ARHS seniors were among those who took the leap on piercings and tattoos. Ana Lewis decided to get a pandemic belly button piercing. “I thought it would look cute,” said Lewis, who noted she “didn’t really like” her stomach before and thought she might like it more with a piercing; she does.

Ian Juras got six tattoos and four piercings in the pandemic, which he paid for with money earned working at Target. “I’ve spent roughly eleven hundred dollars on all of my body modifications over this pandemic period,” Juras noted.

To ensure a safe piercing, the metal that is used in the jewelry must be gold, or implant grade titanium, which can be pricey. “My skin is really sensitive so the cost of high-quality jewelry was expensive,” said Lewis. “Along with the cleaning spray [my belly button piercing] cost roughly one hundred twenty dollars.” 

Often the thing that causes people to shy away from tattoos is the potential pain it may cause. Having a fear of needles is common, and some work past it because of their desire for body art. “I hate needles,” said Lewis, “so the worst part for me was the piercing part.”

“I just couldn’t look when they were doing it,” agreed Juras. “I thought it would hurt more than it did but it didn’t hurt as much as I thought it would.”

Finding a piercer or a tattoo artist involves a lot of research. There are several things people must look for including, artist style, credibility, and location. “I got mine done in Northampton and Hadley,” said Juras, who used Charles Rouse and Brynn Walker from Lucky’s in Northampton and Rick Beaupre from Blue Print Gallery in Hadley.

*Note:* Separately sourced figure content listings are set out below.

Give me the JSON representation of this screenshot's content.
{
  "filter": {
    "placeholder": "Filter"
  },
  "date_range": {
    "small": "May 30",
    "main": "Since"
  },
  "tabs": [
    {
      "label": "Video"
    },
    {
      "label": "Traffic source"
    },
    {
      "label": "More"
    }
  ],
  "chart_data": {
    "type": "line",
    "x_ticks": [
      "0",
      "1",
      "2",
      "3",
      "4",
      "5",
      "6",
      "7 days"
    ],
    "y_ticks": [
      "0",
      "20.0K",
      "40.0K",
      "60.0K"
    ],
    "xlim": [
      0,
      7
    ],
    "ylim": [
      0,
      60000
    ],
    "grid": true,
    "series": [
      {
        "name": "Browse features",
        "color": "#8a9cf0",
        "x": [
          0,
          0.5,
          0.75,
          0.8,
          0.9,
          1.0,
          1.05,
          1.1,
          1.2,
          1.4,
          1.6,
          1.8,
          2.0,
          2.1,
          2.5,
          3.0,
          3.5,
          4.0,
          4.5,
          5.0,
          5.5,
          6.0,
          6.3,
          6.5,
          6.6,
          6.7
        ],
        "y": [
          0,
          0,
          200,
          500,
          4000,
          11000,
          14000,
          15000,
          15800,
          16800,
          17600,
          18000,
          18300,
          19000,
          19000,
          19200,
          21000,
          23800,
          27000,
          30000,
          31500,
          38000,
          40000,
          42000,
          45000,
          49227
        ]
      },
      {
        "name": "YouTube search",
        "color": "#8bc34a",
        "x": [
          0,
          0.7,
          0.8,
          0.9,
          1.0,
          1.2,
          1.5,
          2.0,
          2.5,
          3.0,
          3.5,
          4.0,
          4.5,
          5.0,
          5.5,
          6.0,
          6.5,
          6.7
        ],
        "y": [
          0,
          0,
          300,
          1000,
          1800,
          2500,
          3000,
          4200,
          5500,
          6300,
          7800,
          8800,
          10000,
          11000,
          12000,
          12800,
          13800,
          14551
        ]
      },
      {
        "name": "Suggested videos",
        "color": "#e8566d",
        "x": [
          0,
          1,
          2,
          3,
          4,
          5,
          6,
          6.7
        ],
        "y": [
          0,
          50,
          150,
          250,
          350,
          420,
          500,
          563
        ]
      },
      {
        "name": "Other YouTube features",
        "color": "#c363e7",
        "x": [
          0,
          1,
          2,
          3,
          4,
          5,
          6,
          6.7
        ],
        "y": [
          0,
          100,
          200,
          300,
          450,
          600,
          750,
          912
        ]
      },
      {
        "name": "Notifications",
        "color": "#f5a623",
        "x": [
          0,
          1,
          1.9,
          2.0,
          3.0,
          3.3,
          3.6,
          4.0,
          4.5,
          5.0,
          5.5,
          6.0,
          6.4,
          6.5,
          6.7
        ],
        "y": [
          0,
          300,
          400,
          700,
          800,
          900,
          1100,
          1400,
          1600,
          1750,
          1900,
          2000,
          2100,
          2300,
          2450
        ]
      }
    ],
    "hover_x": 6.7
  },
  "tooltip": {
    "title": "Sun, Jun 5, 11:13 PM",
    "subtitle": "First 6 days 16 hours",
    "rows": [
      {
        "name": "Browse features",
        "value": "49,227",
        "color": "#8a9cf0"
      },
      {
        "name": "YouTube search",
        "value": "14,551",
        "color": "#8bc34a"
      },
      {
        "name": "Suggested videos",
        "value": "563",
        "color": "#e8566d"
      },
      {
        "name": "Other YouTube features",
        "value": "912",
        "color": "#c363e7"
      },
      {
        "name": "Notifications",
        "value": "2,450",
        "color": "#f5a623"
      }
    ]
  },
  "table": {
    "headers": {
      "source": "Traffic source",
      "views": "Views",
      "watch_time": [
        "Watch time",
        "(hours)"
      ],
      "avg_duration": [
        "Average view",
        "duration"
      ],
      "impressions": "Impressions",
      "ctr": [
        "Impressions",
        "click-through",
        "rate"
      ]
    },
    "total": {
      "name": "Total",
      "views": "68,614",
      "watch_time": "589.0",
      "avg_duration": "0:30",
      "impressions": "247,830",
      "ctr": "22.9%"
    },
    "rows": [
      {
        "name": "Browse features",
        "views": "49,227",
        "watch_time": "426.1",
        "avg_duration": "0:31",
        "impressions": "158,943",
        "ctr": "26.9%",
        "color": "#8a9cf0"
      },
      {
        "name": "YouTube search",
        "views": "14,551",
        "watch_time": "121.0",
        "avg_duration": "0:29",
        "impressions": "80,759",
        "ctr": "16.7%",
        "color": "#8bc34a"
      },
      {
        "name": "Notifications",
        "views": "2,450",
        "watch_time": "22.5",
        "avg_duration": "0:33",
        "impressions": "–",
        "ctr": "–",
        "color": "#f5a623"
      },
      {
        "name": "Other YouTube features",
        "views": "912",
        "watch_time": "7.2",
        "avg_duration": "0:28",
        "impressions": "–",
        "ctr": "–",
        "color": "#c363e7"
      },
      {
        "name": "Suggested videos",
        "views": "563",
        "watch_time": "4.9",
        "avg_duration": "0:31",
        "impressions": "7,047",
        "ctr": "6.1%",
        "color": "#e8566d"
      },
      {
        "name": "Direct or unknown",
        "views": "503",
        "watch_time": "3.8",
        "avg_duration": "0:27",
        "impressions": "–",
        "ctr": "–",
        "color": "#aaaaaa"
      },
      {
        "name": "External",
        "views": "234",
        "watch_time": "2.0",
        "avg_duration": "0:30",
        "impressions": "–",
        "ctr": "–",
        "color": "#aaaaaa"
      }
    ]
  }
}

Each piercer and tattoo artist are different in that often they specialize in specific piercings and specific forms of tattoo style. Lewis went to Haven Body Arts in Northampton. “I had gotten piercings there before and liked it so that’s where I go,” she said.

Tattoo and piercing shops put in place lots of safety protocols during the pandemic. “Only two people were allowed in the shop at a time,” said Lewis. “I had to screen for Covid before, and I had to be there at a certain time and leave at a certain time.” Covid screenings before appointments included several questions regarding whereabouts in the days leading to one’s appointment, and if they had any symptoms of Covid. 

When asked if they would continue to self-adorn in the years to come, both were enthusiastic. “I will definitely continue to get piercings and tattoos throughout my life,” said Juras.